Date: October 01, 2021 07:01PM
Playing Devil's Advocate: I can understand the "informed consent" argument. Every day medical workers encounter people who must choose between two or more alternative treatments, or who decide to decline treatment altogether. Speaking personally, my own elderly mother turned down a necessary surgery because she just didn't care to subject herself to that. Her body, her life, her choice.
So I can see a nurse feeling strongly that any medical treatment that does not directly impact patients should be left to personal choice. Since even vaccinated people can test positive and pass the the virus on to others, it might be considered a weak argument that having medical personnel vaccinated would protect patients.

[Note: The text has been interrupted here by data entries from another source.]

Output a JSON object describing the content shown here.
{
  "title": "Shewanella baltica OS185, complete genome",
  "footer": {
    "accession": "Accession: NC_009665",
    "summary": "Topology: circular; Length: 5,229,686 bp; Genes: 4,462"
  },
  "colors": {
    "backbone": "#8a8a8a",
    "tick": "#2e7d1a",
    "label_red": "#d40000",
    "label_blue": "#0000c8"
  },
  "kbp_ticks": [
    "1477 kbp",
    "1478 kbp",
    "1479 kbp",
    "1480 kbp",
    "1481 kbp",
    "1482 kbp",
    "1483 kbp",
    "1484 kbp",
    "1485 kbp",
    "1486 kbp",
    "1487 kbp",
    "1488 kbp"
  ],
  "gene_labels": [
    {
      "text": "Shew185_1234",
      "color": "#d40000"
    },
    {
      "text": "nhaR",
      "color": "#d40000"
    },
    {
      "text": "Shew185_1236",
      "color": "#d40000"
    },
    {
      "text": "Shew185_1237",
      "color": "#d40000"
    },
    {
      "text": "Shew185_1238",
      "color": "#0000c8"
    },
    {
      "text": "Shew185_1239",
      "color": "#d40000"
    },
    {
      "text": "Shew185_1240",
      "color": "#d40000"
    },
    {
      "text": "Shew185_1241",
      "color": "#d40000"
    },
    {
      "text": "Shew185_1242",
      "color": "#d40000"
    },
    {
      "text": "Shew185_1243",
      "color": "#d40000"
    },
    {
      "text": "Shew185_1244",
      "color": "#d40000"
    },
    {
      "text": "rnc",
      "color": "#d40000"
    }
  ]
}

I'm also mindful that vaccinations can go wrong. A good example is the Swine Flu vaccination, a "warp speed" production promoted by President Gerald Ford:https://www.washingtonpost.com/history/2020/05/01/vaccine-swine-flu-coronavirus/
You could also argue that a drug such as Thalidomide was widely prescribed before its horrible propensity to cause life-altering birth defects was discovered:https://pubmed.ncbi.nlm.nih.gov/21507989/
I think for my friend who is a former surgical tech who worked with trauma patients, she just feels that she is (ridiculously) healthy and that she would prefer to take her chances with Covid than a vaccination that has been in existence for less than two years.
Of course, I disagree with that, but she has seen a lot more people in truly dire medical situations than I ever will, and I'm reluctant to say that she is wrong about what she does or does not want to put into her own body.
Edited 1 time(s). Last edit at 10/01/2021 07:03PM by summer.